Prague, Czech Republic – Fifty years ago Soviet tanks rolled into Czechoslovakia to violently quash the democratic reform movement against communism known as the Prague Spring.
Led by Alexander Dubcek, then-newly elected Communist Party leader, Czechoslovakia in the spring of 1968 initiated a process of liberalising a communist regime that had seized power 20 years earlier.
Offering more press freedom, freedom of movement and economic openness, Dubcek served up what was famously coined “socialism with a human face”.
In Moscow, the reforms were viewed as a threat to the Soviet Union’s iron grip on the eastern bloc of satellite states firmly in their control.
On the night of August 20, 1968, thousands of tanks accompanied by 200,000 Warsaw Pact soldiers from Russia, Bulgaria, Hungary, East Germany and Poland invaded Czechoslovakia.
By the next morning, scores of Czechoslovakians had been killed and the Soviets had occupied the country.
“The Prague Spring was probably the only genuine attempt of liberalisation of the Soviet-style socialism before Mikhail Gorbachev’s Perestroika,” said Matej Bily, a researcher with the Institute for the Study of Totalitarian Regimes in Prague.
“The fact that the reform process began in one of the Soviet satellites, and not in Moscow, is also very important.”
At the same time, the invasion served as a turning point for Slavic attitudes towards Russia that has endured ever since.
“Fifty years later, many Czechs are extremely suspicious about Russia and the anti-Russian moods are widespread,” said Bily.
Today, the Prague Spring stands as one of the defining moments in contemporary Czech history.
Still, while Czechs reflect on what transpired 50 years ago, many are worried their fallen oppressor may be back to haunt them as a resurgent communist political party has found its way back into the political mainstream.
After winning October’s parliamentary elections, populist billionaire Prime Minister Andrej Babis was forced to seek the approval of the Communist Party in order to establish a government after most other parties refused to back him.
“Fifty years later, many Czechs are extremely suspicious about Russia and the anti-Russian moods are widespread.”
MATEJ BILY, A RESEARCHER WITH THE INSTITUTE FOR THE STUDY OF TOTALITARIAN REGIMES IN PRAGUE
The move brought the communists, who remained only in the shadows of national politics since their rule ended, back to power.
“Very important days and anniversaries like this are full of purpose and reminds us how fragile our democracy really is,” said Ivan Bartos, chairman of the upstart Czech Pirate Party.
“Andrej Babis was the one who introduced them back to power. [The communists] requested positions in state-controlled companies in exchange for their support so now you are paying with something that is not yours for political support,” he said.
“We voted against it and now we have to fight every day.”
Making matters worse, the prime minister has been dogged by a long-running dispute with Slovakia over his registration as an agent of the StB, Czechoslovakia’s communist-era police.
Earlier this year, a Slovak court rejected a demand by Babis to be cleared of his alleged cooperation with the organisation.
Delivering a speech on Tuesday to commemorate the occasion of the invasion, Babis was greeted by dozens of jeering protesters.
Blowing whistles and holding placards, demonstrators chanted “shame” as the prime minister struggled to deliver his address.
“It is very ironic and in fact it is dangerous as well.
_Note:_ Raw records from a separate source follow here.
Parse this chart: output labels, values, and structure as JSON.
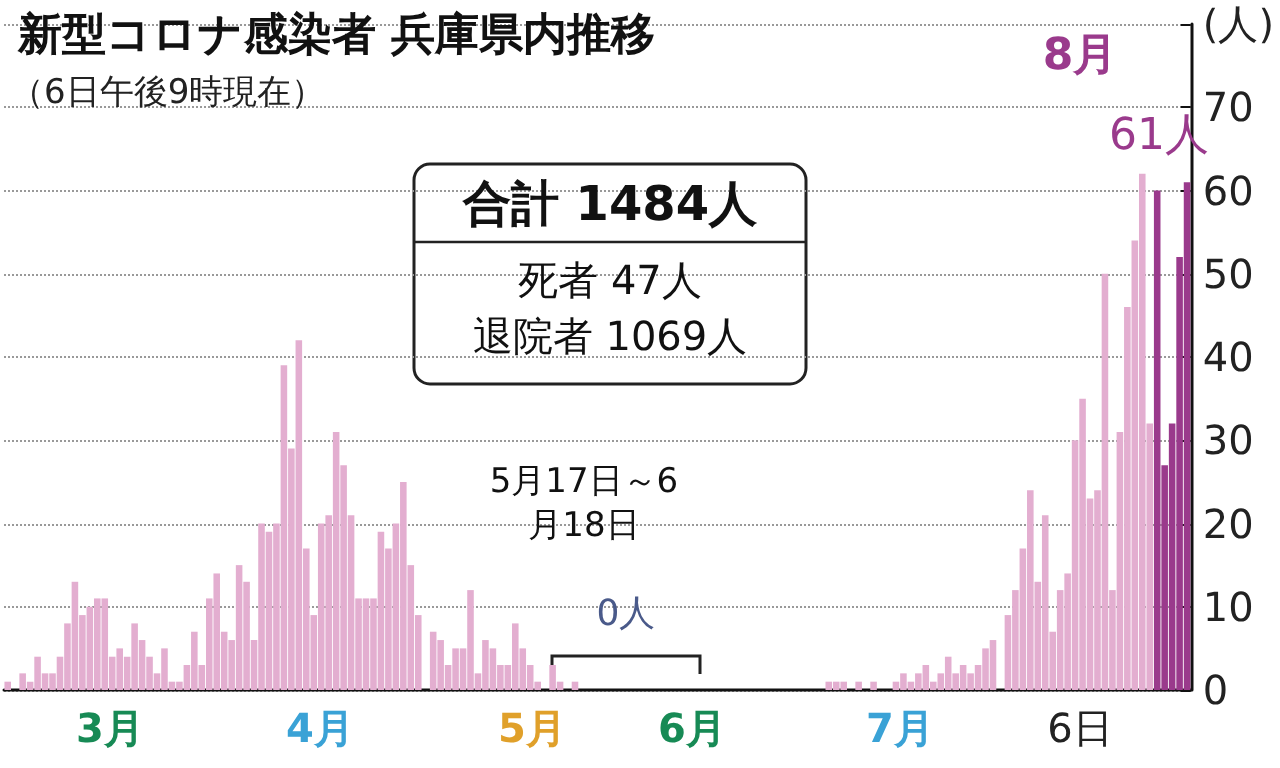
{
  "chart_data": {
    "type": "bar",
    "title": "新型コロナ感染者 兵庫県内推移",
    "subtitle": "（6日午後9時現在）",
    "categories": [
      null,
      null,
      null,
      null,
      null,
      null,
      null,
      null,
      null,
      null,
      null,
      null,
      null,
      null,
      null,
      null,
      null,
      null,
      null,
      null,
      null,
      null,
      null,
      null,
      null,
      null,
      null,
      null,
      null,
      null,
      null,
      null,
      null,
      null,
      null,
      null,
      null,
      null,
      null,
      null,
      null,
      null,
      null,
      null,
      null,
      null,
      null,
      null,
      null,
      null,
      null,
      null,
      null,
      null,
      null,
      null,
      null,
      null,
      null,
      null,
      null,
      null,
      null,
      null,
      null,
      null,
      null,
      null,
      null,
      null,
      null,
      null,
      null,
      null,
      null,
      null,
      null,
      null,
      null,
      null,
      null,
      null,
      null,
      null,
      null,
      null,
      null,
      null,
      null,
      null,
      null,
      null,
      null,
      null,
      null,
      null,
      null,
      null,
      null,
      null,
      null,
      null,
      null,
      null,
      null,
      null,
      null,
      null,
      null,
      null,
      null,
      null,
      null,
      null,
      null,
      null,
      null,
      null,
      null,
      null,
      null,
      null,
      null,
      null,
      null,
      null,
      null,
      null,
      null,
      null,
      null,
      null,
      null,
      null,
      null,
      null,
      null,
      null,
      null,
      null,
      null,
      null,
      null,
      null,
      null,
      null,
      null,
      null,
      null,
      null,
      null,
      null,
      null,
      null,
      null,
      null,
      null,
      null,
      null
    ],
    "values": [
      1,
      0,
      2,
      1,
      4,
      2,
      2,
      4,
      8,
      13,
      9,
      10,
      11,
      11,
      4,
      5,
      4,
      8,
      6,
      4,
      2,
      5,
      1,
      1,
      3,
      7,
      3,
      11,
      14,
      7,
      6,
      15,
      13,
      6,
      20,
      19,
      20,
      39,
      29,
      42,
      17,
      9,
      20,
      21,
      31,
      27,
      21,
      11,
      11,
      11,
      19,
      17,
      20,
      25,
      15,
      9,
      0,
      7,
      6,
      3,
      5,
      5,
      12,
      2,
      6,
      5,
      3,
      3,
      8,
      5,
      3,
      1,
      0,
      3,
      1,
      0,
      1,
      0,
      0,
      0,
      0,
      0,
      0,
      0,
      0,
      0,
      0,
      0,
      0,
      0,
      0,
      0,
      0,
      0,
      0,
      0,
      0,
      0,
      0,
      0,
      0,
      0,
      0,
      0,
      0,
      0,
      0,
      0,
      0,
      0,
      1,
      1,
      1,
      0,
      1,
      0,
      1,
      0,
      0,
      1,
      2,
      1,
      2,
      3,
      1,
      2,
      4,
      2,
      3,
      2,
      3,
      5,
      6,
      0,
      9,
      12,
      17,
      24,
      13,
      21,
      7,
      12,
      14,
      30,
      35,
      23,
      24,
      50,
      12,
      31,
      46,
      54,
      62,
      32,
      60,
      27,
      32,
      52,
      61
    ],
    "colors": [
      "#e3aed0",
      "#e3aed0",
      "#e3aed0",
      "#e3aed0",
      "#e3aed0",
      "#e3aed0",
      "#e3aed0",
      "#e3aed0",
      "#e3aed0",
      "#e3aed0",
      "#e3aed0",
      "#e3aed0",
      "#e3aed0",
      "#e3aed0",
      "#e3aed0",
      "#e3aed0",
      "#e3aed0",
      "#e3aed0",
      "#e3aed0",
      "#e3aed0",
      "#e3aed0",
      "#e3aed0",
      "#e3aed0",
      "#e3aed0",
      "#e3aed0",
      "#e3aed0",
      "#e3aed0",
      "#e3aed0",
      "#e3aed0",
      "#e3aed0",
      "#e3aed0",
      "#e3aed0",
      "#e3aed0",
      "#e3aed0",
      "#e3aed0",
      "#e3aed0",
      "#e3aed0",
      "#e3aed0",
      "#e3aed0",
      "#e3aed0",
      "#e3aed0",
      "#e3aed0",
      "#e3aed0",
      "#e3aed0",
      "#e3aed0",
      "#e3aed0",
      "#e3aed0",
      "#e3aed0",
      "#e3aed0",
      "#e3aed0",
      "#e3aed0",
      "#e3aed0",
      "#e3aed0",
      "#e3aed0",
      "#e3aed0",
      "#e3aed0",
      "#e3aed0",
      "#e3aed0",
      "#e3aed0",
      "#e3aed0",
      "#e3aed0",
      "#e3aed0",
      "#e3aed0",
      "#e3aed0",
      "#e3aed0",
      "#e3aed0",
      "#e3aed0",
      "#e3aed0",
      "#e3aed0",
      "#e3aed0",
      "#e3aed0",
      "#e3aed0",
      "#e3aed0",
      "#e3aed0",
      "#e3aed0",
      "#e3aed0",
      "#e3aed0",
      "#e3aed0",
      "#e3aed0",
      "#e3aed0",
      "#e3aed0",
      "#e3aed0",
      "#e3aed0",
      "#e3aed0",
      "#e3aed0",
      "#e3aed0",
      "#e3aed0",
      "#e3aed0",
      "#e3aed0",
      "#e3aed0",
      "#e3aed0",
      "#e3aed0",
      "#e3aed0",
      "#e3aed0",
      "#e3aed0",
      "#e3aed0",
      "#e3aed0",
      "#e3aed0",
      "#e3aed0",
      "#e3aed0",
      "#e3aed0",
      "#e3aed0",
      "#e3aed0",
      "#e3aed0",
      "#e3aed0",
      "#e3aed0",
      "#e3aed0",
      "#e3aed0",
      "#e3aed0",
      "#e3aed0",
      "#e3aed0",
      "#e3aed0",
      "#e3aed0",
      "#e3aed0",
      "#e3aed0",
      "#e3aed0",
      "#e3aed0",
      "#e3aed0",
      "#e3aed0",
      "#e3aed0",
      "#e3aed0",
      "#e3aed0",
      "#e3aed0",
      "#e3aed0",
      "#e3aed0",
      "#e3aed0",
      "#e3aed0",
      "#e3aed0",
      "#e3aed0",
      "#e3aed0",
      "#e3aed0",
      "#e3aed0",
      "#e3aed0",
      "#e3aed0",
      "#e3aed0",
      "#e3aed0",
      "#e3aed0",
      "#e3aed0",
      "#e3aed0",
      "#e3aed0",
      "#e3aed0",
      "#e3aed0",
      "#e3aed0",
      "#e3aed0",
      "#e3aed0",
      "#e3aed0",
      "#e3aed0",
      "#e3aed0",
      "#e3aed0",
      "#e3aed0",
      "#e3aed0",
      "#e3aed0",
      "#e3aed0",
      "#e3aed0",
      "#9a3a8c",
      "#9a3a8c",
      "#9a3a8c",
      "#9a3a8c",
      "#9a3a8c"
    ],
    "value_labels": [
      null,
      null,
      null,
      null,
      null,
      null,
      null,
      null,
      null,
      null,
      null,
      null,
      null,
      null,
      null,
      null,
      null,
      null,
      null,
      null,
      null,
      null,
      null,
      null,
      null,
      null,
      null,
      null,
      null,
      null,
      null,
      null,
      null,
      null,
      null,
      null,
      null,
      null,
      null,
      null,
      null,
      null,
      null,
      null,
      null,
      null,
      null,
      null,
      null,
      null,
      null,
      null,
      null,
      null,
      null,
      null,
      null,
      null,
      null,
      null,
      null,
      null,
      null,
      null,
      null,
      null,
      null,
      null,
      null,
      null,
      null,
      null,
      null,
      null,
      null,
      null,
      null,
      null,
      null,
      null,
      null,
      null,
      null,
      null,
      null,
      null,
      null,
      null,
      null,
      null,
      null,
      null,
      null,
      null,
      null,
      null,
      null,
      null,
      null,
      null,
      null,
      null,
      null,
      null,
      null,
      null,
      null,
      null,
      null,
      null,
      null,
      null,
      null,
      null,
      null,
      null,
      null,
      null,
      null,
      null,
      null,
      null,
      null,
      null,
      null,
      null,
      null,
      null,
      null,
      null,
      null,
      null,
      null,
      null,
      null,
      null,
      null,
      null,
      null,
      null,
      null,
      null,
      null,
      null,
      null,
      null,
      null,
      null,
      null,
      null,
      null,
      null,
      null,
      null,
      null,
      null,
      null,
      null,
      "61人"
    ],
    "ylim": [
      0,
      80
    ],
    "yticks": [
      0,
      10,
      20,
      30,
      40,
      50,
      60,
      70,
      {
        "value": 80,
        "label": "(人)"
      }
    ],
    "grid": "y",
    "annotations": [
      "8月",
      "3月",
      "4月",
      "5月",
      "6月",
      "7月",
      "6日",
      "合計 1484人",
      "死者 47人",
      "退院者 1069人",
      "5月17日～6月18日",
      "0人"
    ]
  }
}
He is trying to capture even more powers in next elections pretending that he is not dangerous for democracy,” said Michal Majzner, a political activist.
“But he already has almost everything – huge fortunes, [control of the] media, intelligence, politics powers … and he has no problems to be supported by extremists.”
But Babis was not the only one to draw criticism as Czech President Milos Zeman, an ardent supporter of Russian President Vladimir Putin, refused to make a speech on what for many Czechs is the most important day in modern Czech history.
The move underscores a growing discord between traditional democratic institutions and illiberal factions looking to move away from progressive Western politics.
“We are lucky that the dissidents who wrote our constitution after 1989 were very wise and established an upper chamber of parliament. The upper chamber can effectively block any changes of constitution towards illiberal democracy,” said Majzner.
“That is our big advantage and we need to use it.”
Still, while many opponents are quick to criticise Babis and his allies for elevating the communists in 2018, other analysts warn it is dangerous to compare the situation with what occurred in 1968 while the Czech Republic today maintains a strong rule of law as well as functional democratic institutions.
“It is visible that the communists are growing their political power and have an agreement with the government, but this is not something that is the same as 1968,” said Lubomir Kopecek, a professor of political sciences at Masaryk University in Brno.